Notizie di stampa riferiscono che il 17 agosto, durante un’incursione militare a Qabatiya, nella Cisgiordania occupata, soldati israeliani hanno identificato tramite numeri scritti col pennarello su un braccio e sulla fronte alcune delle decine di persone palestinesi tratte in arresto e in attesa di essere interrogate.
Una di loro, la “numero 44”, è il giornalista Mahmoud Zakarneh, che ha reso noto il grave episodio sottolineando che una cosa del genere non si era mai verificata nelle precedenti occasioni in cui era stato arrestato.
L’esercito israeliano ha emesso un richiamo nei confronti dei soldati autori del gesto.
Lasciamo da parte i richiami storici: le differenze o le analogie col passato non aiutano, servono solo a inquinare il dibattito e a usare la storia come una clava.
Parliamo dell’oggi e diciamo che non si è trattato della prima “marchiatura” nella Cisgiordania occupata: era già successo quest’anno ad aprile a Jenin e nel 2024 a Hebron. Né dobbiamo pensare che sia stata un’iniziativa isolata e provare un senso di rassicurazione per il richiamo da parte dei superiori.
La disumanizzazione delle persone palestinesi non è un’eccezione alla regola né è una storia solo di oggi.
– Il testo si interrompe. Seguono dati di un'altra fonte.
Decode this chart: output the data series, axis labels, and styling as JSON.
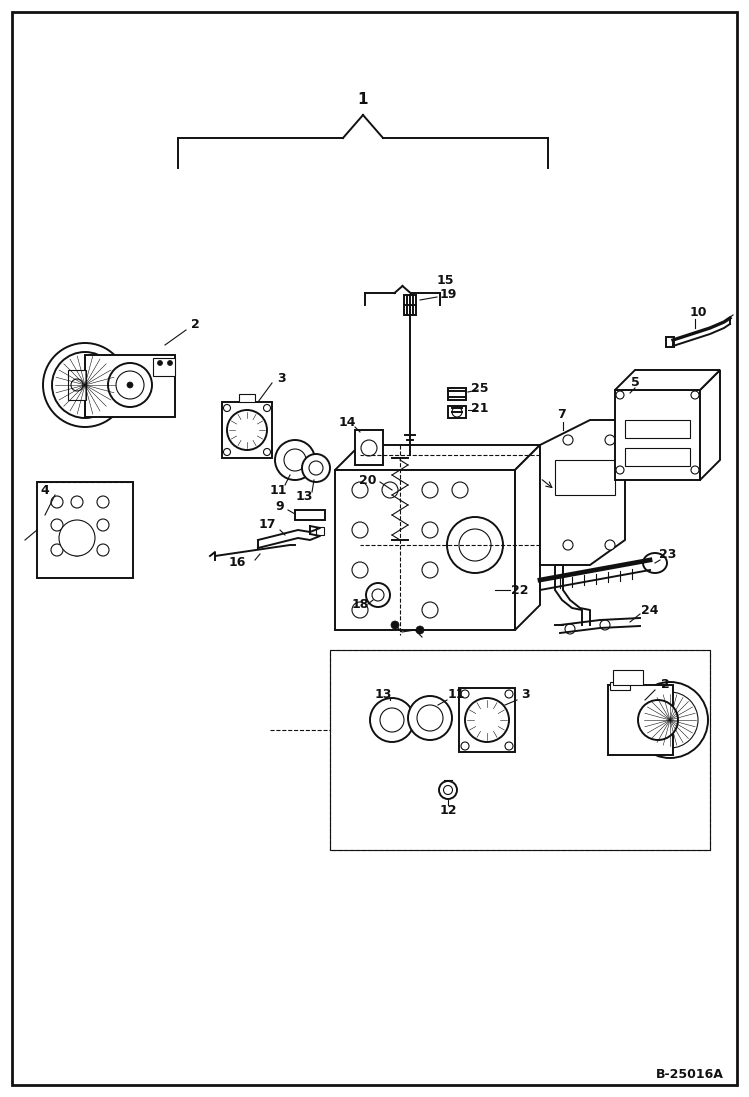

Basti pensare alle azioni quotidiane dei coloni israeliani, sostenute e finanziate dal governo israeliano per un coincidente scopo, la pulizia etnica; all’incubo dei posti di blocco e delle altre gratuite vessazioni quotidiane; alle torture inflitte nelle prigioni ai detenuti, il più noto dei quali è il dottor Hussam Aby Safiya, il pediatra dell’ospedale Kamal Adwan di Beit Lahia, nella Striscia di Gaza, nelle mani dei carcerieri israeliani dal 27 dicembre 2024; infine e soprattutto, alle dichiarazioni genocide fatte da esponenti politici israeliani contro la popolazione gazawi.
Questa disumanizzazione coinvolge il governo israeliano e sarebbe bene abbandonare le narrazioni indulgenti, come ad esempio quella che continua a considerare il ministro Ben-Gvir come un “estremista isolato”: il suo partito è entrato nella coalizione di governo guidata da Netanyahu dalla fine del 2022, ha imposto la sua agenda e ne stiamo vedendo le conseguenze.